I think this comes from a lack of understanding about how the problem started. Yes, excessive heat CAN cause a critical battery condition, but this seems unlikely, as the batteries should be designed to handle much more heat than the CPU can generate. Rather, I think the batteries caused the heat, not the other way around.
Except that normal CPU usage assumes proper airflow. Once the CPU shut down, he turned it back on which could have potentially put the battery back into a critical state. If the battery was already cycled out, then that would further support that story.
> The guy decided to turn it back on, which is when it blew up.
Which is exactly what anyone else would do if their laptop suddenly shut off without giving any clear warning that the situation was dangerous. A proper safety system would need to notify the user of the possibility of a battery fire and advise them to take the laptop somewhere where fire damage would be minimized.
But it's not entirely clear to me that safety features were actually triggered. Perhaps the battery failed and the machine shut down due to lack of power or a power fluctuation. The fire could have been inevitable at that point, and his actions after the shutdown and before the fire are just red herrings.
If your computer randomly turned off, wouldn't your first thought be to turn it back on?
If it did indeed recognize the heat problem and turn itself off, they should likely either tell the user or not allow it to turn back on until it cools down.
If your thermal "don't explode" protection can be overridden by pressing the power button, what's the point?
I'm not sure this is what actually happened, anyway. He says it caught fire within a few seconds of being turned back on. Either the thermal protection is faulty (it should shut off before the battery gets anywhere near that point) or the machine shut off for some other reason (excessive CPU temperature, say).
I have a Dell craptop from the dayjob that sometimes puts itself into hell when going to sleep while unplugged. It gets REALLY hot, probably burning 100% cpu on whatever little nightmare Windows is having, until the battery runs out. If I notice it, pop the lid, and press the power button, it goes right to sleep properly.

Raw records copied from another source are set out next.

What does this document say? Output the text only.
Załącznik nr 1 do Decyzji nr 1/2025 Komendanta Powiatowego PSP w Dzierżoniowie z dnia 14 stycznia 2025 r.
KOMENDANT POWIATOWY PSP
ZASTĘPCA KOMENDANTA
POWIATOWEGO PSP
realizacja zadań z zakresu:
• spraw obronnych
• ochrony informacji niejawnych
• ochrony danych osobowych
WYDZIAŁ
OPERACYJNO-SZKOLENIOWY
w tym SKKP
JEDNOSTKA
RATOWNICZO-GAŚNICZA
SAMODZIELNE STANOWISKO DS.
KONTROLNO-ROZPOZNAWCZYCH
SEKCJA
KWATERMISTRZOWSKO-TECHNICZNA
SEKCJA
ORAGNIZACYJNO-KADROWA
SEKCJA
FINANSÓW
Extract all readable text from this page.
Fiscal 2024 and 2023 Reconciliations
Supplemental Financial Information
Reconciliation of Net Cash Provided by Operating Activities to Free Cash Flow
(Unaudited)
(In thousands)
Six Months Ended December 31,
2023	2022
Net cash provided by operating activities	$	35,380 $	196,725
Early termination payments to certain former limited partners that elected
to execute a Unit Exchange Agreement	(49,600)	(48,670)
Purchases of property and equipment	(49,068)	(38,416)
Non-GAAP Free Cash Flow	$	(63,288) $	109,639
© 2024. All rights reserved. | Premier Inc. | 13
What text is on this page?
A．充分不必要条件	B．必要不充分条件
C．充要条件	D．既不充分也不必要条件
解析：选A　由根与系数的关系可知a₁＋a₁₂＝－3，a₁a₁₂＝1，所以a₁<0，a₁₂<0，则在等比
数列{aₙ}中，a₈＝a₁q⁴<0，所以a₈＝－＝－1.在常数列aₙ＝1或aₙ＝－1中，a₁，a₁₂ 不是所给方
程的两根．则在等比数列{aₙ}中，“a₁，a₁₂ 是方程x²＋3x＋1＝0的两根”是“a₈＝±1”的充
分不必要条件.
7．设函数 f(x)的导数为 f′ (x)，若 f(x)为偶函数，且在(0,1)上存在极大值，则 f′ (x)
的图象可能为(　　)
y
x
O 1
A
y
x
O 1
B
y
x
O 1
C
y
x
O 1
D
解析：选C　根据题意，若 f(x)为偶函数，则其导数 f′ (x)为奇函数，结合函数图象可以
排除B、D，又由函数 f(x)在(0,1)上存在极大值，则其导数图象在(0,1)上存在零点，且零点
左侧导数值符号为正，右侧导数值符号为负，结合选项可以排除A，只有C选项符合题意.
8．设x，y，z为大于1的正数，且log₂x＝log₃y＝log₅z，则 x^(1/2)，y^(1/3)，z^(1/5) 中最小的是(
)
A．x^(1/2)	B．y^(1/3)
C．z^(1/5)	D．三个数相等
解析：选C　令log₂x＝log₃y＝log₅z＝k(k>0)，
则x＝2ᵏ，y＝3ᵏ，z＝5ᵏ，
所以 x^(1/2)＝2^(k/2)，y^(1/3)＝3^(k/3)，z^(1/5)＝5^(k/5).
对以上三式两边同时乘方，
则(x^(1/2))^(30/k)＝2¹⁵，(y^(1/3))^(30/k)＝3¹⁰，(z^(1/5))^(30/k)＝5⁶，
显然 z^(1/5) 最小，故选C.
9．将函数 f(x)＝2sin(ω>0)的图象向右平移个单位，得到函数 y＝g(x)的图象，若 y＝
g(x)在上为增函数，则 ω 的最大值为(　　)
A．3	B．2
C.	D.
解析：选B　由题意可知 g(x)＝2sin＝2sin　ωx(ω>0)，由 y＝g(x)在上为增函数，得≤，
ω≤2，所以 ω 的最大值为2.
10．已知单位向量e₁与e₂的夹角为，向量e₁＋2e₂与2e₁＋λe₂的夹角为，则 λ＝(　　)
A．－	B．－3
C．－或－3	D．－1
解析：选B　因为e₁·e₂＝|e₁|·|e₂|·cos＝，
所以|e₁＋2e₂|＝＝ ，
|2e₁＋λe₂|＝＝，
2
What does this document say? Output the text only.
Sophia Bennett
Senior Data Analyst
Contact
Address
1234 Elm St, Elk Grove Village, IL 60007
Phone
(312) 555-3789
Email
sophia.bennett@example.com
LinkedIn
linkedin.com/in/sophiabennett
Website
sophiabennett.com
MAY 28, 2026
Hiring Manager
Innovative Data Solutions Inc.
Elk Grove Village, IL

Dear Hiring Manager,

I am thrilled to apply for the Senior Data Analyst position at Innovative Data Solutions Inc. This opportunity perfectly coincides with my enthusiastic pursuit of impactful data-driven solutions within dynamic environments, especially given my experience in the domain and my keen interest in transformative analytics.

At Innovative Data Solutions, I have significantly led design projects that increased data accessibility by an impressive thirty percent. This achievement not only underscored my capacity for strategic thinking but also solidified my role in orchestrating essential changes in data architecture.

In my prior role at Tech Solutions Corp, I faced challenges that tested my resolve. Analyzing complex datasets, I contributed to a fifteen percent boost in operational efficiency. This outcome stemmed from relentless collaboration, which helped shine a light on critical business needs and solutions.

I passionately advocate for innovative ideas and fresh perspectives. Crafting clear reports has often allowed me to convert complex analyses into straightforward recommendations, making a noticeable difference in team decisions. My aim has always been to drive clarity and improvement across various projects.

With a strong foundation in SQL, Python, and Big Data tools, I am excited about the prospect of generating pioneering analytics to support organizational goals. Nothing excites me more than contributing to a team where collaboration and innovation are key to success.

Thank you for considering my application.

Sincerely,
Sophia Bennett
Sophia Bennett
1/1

To the point of a comment above, this is why the article is noticed when a MacBook is involved, but it wouldn't be if it was, say, a Dell. We just assume that this obviously shoddy piece of generic Windows crap could just catch fire due to design flaws. If my MacBook caught fire, I'd be shocked. If my Samsung Chromebook caught fire, I wouldn't be. If the dayjob Dell caught fire, I'd call it par for the course.
My Macbook does the same thing. Annoyingly frequently I remove it from my bag to find a dead battery and a hot laptop. Worryingly it seems when it's in this weird state, the fans don't run at all.
It ought to have a hard cutoff right at the battery involving only simple electronics, no software, which prevents it from providing the rest of the computer with any power if the battery is at an unsafe temperature.
It would be interesting to find out whether Apple's safety mechanism is part of the OS or the firmware.
The firmware on my PC will detect that it is running too hot, and halt. Presumably it will halt to catch fire since it seems as though the only thermal management at that point are the fans, but that is another story.
Um, they did. It's literally the very first sentence of the article.
The guy decided to turn it back on, which is when it blew up.